A neutron collides head-on with a stationary hydrogen atom in ground state. Which of the following statement(s) is / are correct?

$($Assume that mass of the neutron and mass of the hydrogen atom are equal$)$

• A. If the Kinetic energy of the neutron is less than $13.6\text{eV}$, collision must be elastic.
• B. If the Kinetic energy of the neutron is less than $13.6\text{eV}$, collision must be inelastic.
• C. Inelastic collision may take place on when the initial Kinetic energy of neutron is greater than $13.6\text{eV}$
• D. If the kinetic energy of the neutron is more than $20.4\text{eV}$, collision must be inelastic.

Answer 1

The correct option is D If the kinetic energy of the neutron is more than $20.4\text{eV}$, collision must be inelastic.

The collision will be inelastic if a part of the initial kinetic energy of the neutron is used to excite the atom.

Let $\Delta E$ be used to excite the atom, $v$ be the speed of the neutron before collision, $v_1$ and $v_2$ be the speed of the neutron and the speed of the hydrogen atom after collision.

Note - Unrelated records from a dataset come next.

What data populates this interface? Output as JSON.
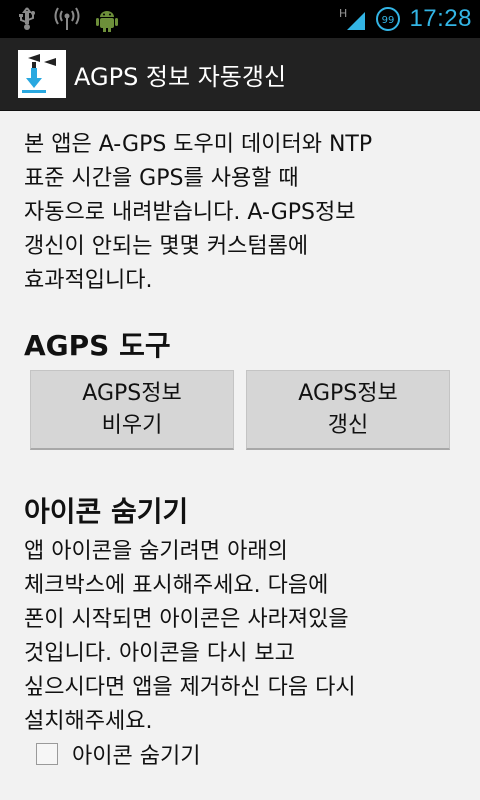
{
  "status_bar": {
    "icons_left": [
      "usb-icon",
      "wifi-hotspot-icon",
      "android-debug-icon"
    ],
    "signal_label": "H",
    "battery_level": "99",
    "time": "17:28",
    "accent_color": "#33b5e5"
  },
  "action_bar": {
    "title": "AGPS 정보 자동갱신"
  },
  "intro": {
    "lines": [
      "본 앱은 A-GPS 도우미 데이터와 NTP",
      "표준 시간을 GPS를 사용할 때",
      "자동으로 내려받습니다. A-GPS정보",
      "갱신이 안되는 몇몇 커스텀롬에",
      "효과적입니다."
    ]
  },
  "tools": {
    "title": "AGPS 도구",
    "clear_button": "AGPS정보\n비우기",
    "update_button": "AGPS정보\n갱신"
  },
  "hide_icon": {
    "title": "아이콘 숨기기",
    "lines": [
      "앱 아이콘을 숨기려면 아래의",
      "체크박스에 표시해주세요. 다음에",
      "폰이 시작되면 아이콘은 사라져있을",
      "것입니다. 아이콘을 다시 보고",
      "싶으시다면 앱을 제거하신 다음 다시",
      "설치해주세요."
    ],
    "checkbox_label": "아이콘 숨기기",
    "checkbox_checked": false
  }
}
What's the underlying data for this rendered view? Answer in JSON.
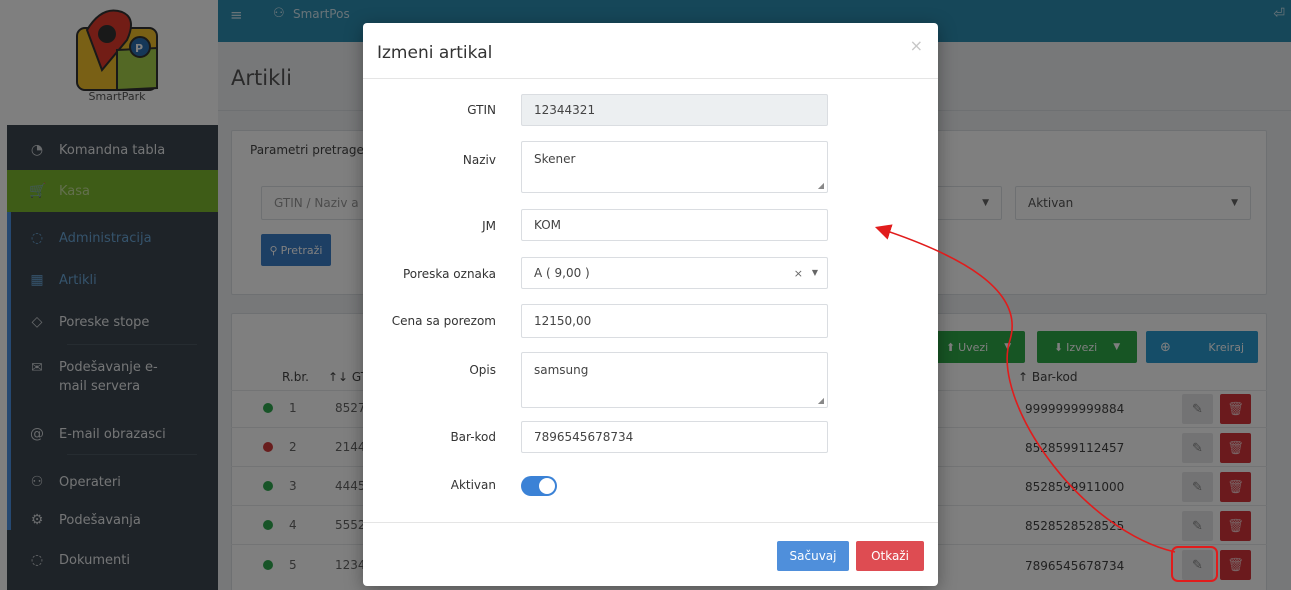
{
  "topbar": {
    "app_title": "SmartPos",
    "menu_icon": "≡",
    "user_icon": "⚇",
    "logout_icon": "⏎"
  },
  "logo": {
    "text": "SmartPark",
    "badge": "P"
  },
  "sidebar": {
    "items": [
      {
        "label": "Komandna tabla",
        "icon": "◔"
      },
      {
        "label": "Kasa",
        "icon": "🛒"
      },
      {
        "label": "Administracija",
        "icon": "◌"
      },
      {
        "label": "Artikli",
        "icon": "▦"
      },
      {
        "label": "Poreske stope",
        "icon": "◇"
      },
      {
        "label": "Podešavanje e-mail servera",
        "icon": "✉"
      },
      {
        "label": "E-mail obrazasci",
        "icon": "@"
      },
      {
        "label": "Operateri",
        "icon": "⚇"
      },
      {
        "label": "Podešavanja",
        "icon": "⚙"
      },
      {
        "label": "Dokumenti",
        "icon": "◌"
      }
    ]
  },
  "page": {
    "title": "Artikli"
  },
  "search": {
    "section_label": "Parametri pretrage",
    "query_placeholder": "GTIN / Naziv a",
    "status_value": "Aktivan",
    "search_button": "Pretraži",
    "search_icon": "⚲"
  },
  "toolbar": {
    "import_label": "Uvezi",
    "export_label": "Izvezi",
    "create_label": "Kreiraj"
  },
  "table": {
    "headers": {
      "rbr": "R.br.",
      "gtin": "↑↓ GT",
      "barcode": "↑ Bar-kod"
    },
    "rows": [
      {
        "num": "1",
        "gtin": "8527",
        "barcode": "9999999999884",
        "status": "active"
      },
      {
        "num": "2",
        "gtin": "2144",
        "barcode": "8528599112457",
        "status": "inactive"
      },
      {
        "num": "3",
        "gtin": "4445",
        "barcode": "8528599911000",
        "status": "active"
      },
      {
        "num": "4",
        "gtin": "5552",
        "barcode": "8528528528525",
        "status": "active"
      },
      {
        "num": "5",
        "gtin": "1234",
        "barcode": "7896545678734",
        "status": "active"
      }
    ],
    "edit_icon": "✎",
    "delete_icon": "🗑"
  },
  "modal": {
    "title": "Izmeni artikal",
    "close": "×",
    "fields": {
      "gtin_label": "GTIN",
      "gtin_value": "12344321",
      "name_label": "Naziv",
      "name_value": "Skener",
      "unit_label": "JM",
      "unit_value": "KOM",
      "tax_label": "Poreska oznaka",
      "tax_value": "A ( 9,00 )",
      "price_label": "Cena sa porezom",
      "price_value": "12150,00",
      "desc_label": "Opis",
      "desc_value": "samsung",
      "barcode_label": "Bar-kod",
      "barcode_value": "7896545678734",
      "active_label": "Aktivan"
    },
    "active": true,
    "save_label": "Sačuvaj",
    "cancel_label": "Otkaži"
  },
  "colors": {
    "topbar": "#2d8fb3",
    "sidebar": "#3c4650",
    "kasa": "#7cb82f",
    "green_button": "#2eaa48",
    "blue_button": "#2a9bd1",
    "delete": "#d6353b",
    "annotation": "#e11c1c"
  }
}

By conservation of momentum,

$mv=m{v}_1+m{v}_2---\left(1\right)$

By conservation of energy,

$\frac{1}{2}m{v}^2=\frac{1}{2}m{v}_1^2+\frac{1}{2}m{v}_2^2+\Delta E---\left(2\right)$

From $\left(1\right)$, $v^2=v_1^2+v_2^2+2v_1{v}_2$

From $\left(2\right)$, $v^2=v_1^2+v_2^2+\frac{2\Delta E}{m}$

$\Rightarrow 2v_1{v}_2=\frac{2\Delta E}{m}---\left(3\right)$

We know that,

$(v_1-v_2{)}^2=(v_1+v_2{)}^2-4v_1{v}_2$

Substituting $\left(1\right)$ and $\left(3\right)$ in above equation,

$(v_1-v_2{)}^2=v^2-\frac{4\Delta E}{m}$

As, $(v_1-v_2)$ has to be real,

$\Rightarrow v^2>\frac{4\Delta E}{m}$

$\Rightarrow \frac{1}{2}m{v}^2>2\Delta E$

The minimum energy required to excite a hydrogen atom from ground state is $10.2\text{eV}$

Thus, the minimum kinetic energy of the neutron before collision required for inelastic collision should be $20.4\text{eV}$

Hence, option $\left(\text{D}\right)$ is correct.